Before another thing can be said between us, Angela jumps in and offers Doug the ad from the newspaper. “Desirée is going to enter the Miss Christian Teen Contest. We’re going to help her.”

He scans the paper, but without his glasses he can’t make heads or tails of it. He hands it back to her and grunts to express the fact that he’s impressed.

“Sounds like a plan,” he says. Then he picks up the remote and turns on the TV. “Lot of commotion in this town, I guess. What do you kids make of it all? I mean, I hear that your mothers are involved.”

Shrugs all around. No one has much to say on the subject.

“Well,” Doug continues, “I think it’s a good story. They’ve got crowds of people saying the rosary and a sort of call-and-response thing happening. And people all over the country are taking notice.”

There are moans and grunts, just enough to convey that everybody is in the room with him. I know what Doug is up to: he’s trying to draw them in, gain their confidence. And I know that my friends are going to end up liking him because (a) he wants something, and (b) he takes risks. As soon as they find out that he’s taking time off from work to follow his dreams, he’ll become their new hero, a guy with plenty of get-up-and-go.

“But you know what I don’t get?” Doug asks. “Why hasn’t CNN made this a priority? Can you tell me that? I see the local affiliates covering it plenty. Well, I’ll tell you—I’ll be ready for CNN when they get here. Got
plenty
of footage. I mean, there’s
a story happening right here in this town. Finally, Mohammed came to the mountain. Am I right, or am I right?”

I can hear the echo of Angela’s question as it bounces around in my brain:
What’s he done that’s so bad?
How about we consider this evening Exhibit A?

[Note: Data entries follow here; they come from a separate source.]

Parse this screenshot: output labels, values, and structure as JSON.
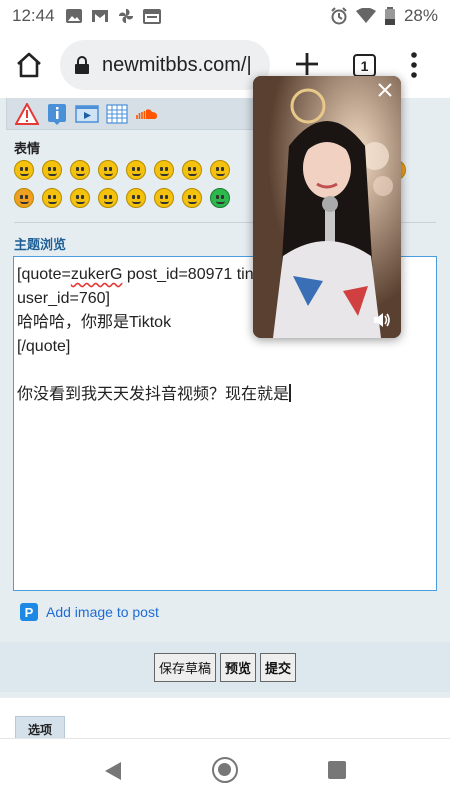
{
  "status_bar": {
    "time": "12:44",
    "battery": "28%",
    "left_icons": [
      "image-icon",
      "gmail-icon",
      "pinwheel-icon",
      "calendar-icon"
    ],
    "right_icons": [
      "alarm-icon",
      "wifi-icon",
      "battery-icon"
    ]
  },
  "browser": {
    "url": "newmitbbs.com/|",
    "tab_count": "1"
  },
  "editor_panel": {
    "smilies_label": "表情",
    "preview_label": "主题浏览",
    "content_lines": [
      "[quote=",
      "zukerG",
      " post_id=80971 tin",
      "user_id=760]",
      "哈哈哈，你那是Tiktok",
      "[/quote]",
      "",
      "你没看到我天天发抖音视频？现在就是"
    ],
    "add_image_label": "Add image to post",
    "add_image_icon": "P"
  },
  "buttons": {
    "save_draft": "保存草稿",
    "preview": "预览",
    "submit": "提交"
  },
  "options": {
    "tab_label": "选项"
  },
  "colors": {
    "page_background": "#e6edf1",
    "link_blue": "#1e6bd6",
    "preview_label": "#1d5f97",
    "editor_border": "#4a9ee0"
  }
}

Then he knocks back the rest of his beer and settles in to watch TV while occasionally leaning forward to change the channel.

The girls excuse themselves and move to the dining room table, where they can spread out and make a sketch for the dress that Desirée has in mind. Angela is helping her. I offer to help, but there isn’t a place for me at the table; everybody knows that designing dresses isn’t my thing.

Crispy picks up the video camera and turns it over, giving it a close inspection. Doug is quick to pick up on this. I think he always hoped that one day I’d get excited about his equipment or about the idea of film in general. But by now, I think he realizes that he’s out of luck, because film just isn’t going to be my thing.

“Go on,” says Doug to Crispy. “Try it. You’ll never know till you give it a whirl. Even Steven Spielberg started somewhere.”

“I’m just looking at it,” Crispy says.

“Look,” says Doug. “Look, look.”

Doug moves in closer to Crispy, and Crispy backs away, but I can tell he’s amused and maybe even flattered by Doug’s attention. They start fiddling with the buttons, and Doug is right there
giving him instructions and encouraging him to remove the lens cap and look through the eyepiece.

I’m just sitting there on the sofa like a lump of human cheese without a project, a loner in the middle of a party in my own living room. I start counting my heartbeats and feeling very sorry for myself. Nothing is my thing. My so-called best friend is in the Alps, my father is paying attention to some other kid, and the girl I’m in love with is in plain sight, but busy.

“Hey, Angela?” I say.

I’m thinking: (a) want something, and (b) take a risk.

She doesn’t even bother to look up from the drawing at the dining room table.

“Yeah?”

“How about we do something together tomorrow? Just you and me.”

“You mean like a date?” she asks.

“Yeah,” I reply. “Like a date. Like maybe I meet you at the hot-dog stand at noon. I’ll buy you lunch.”

Angela nods.

“Is that a yes?” I ask, just to be sure.

“Yes, lunch,” she says. “Hot dogs. Tomorrow. I’ll be there.”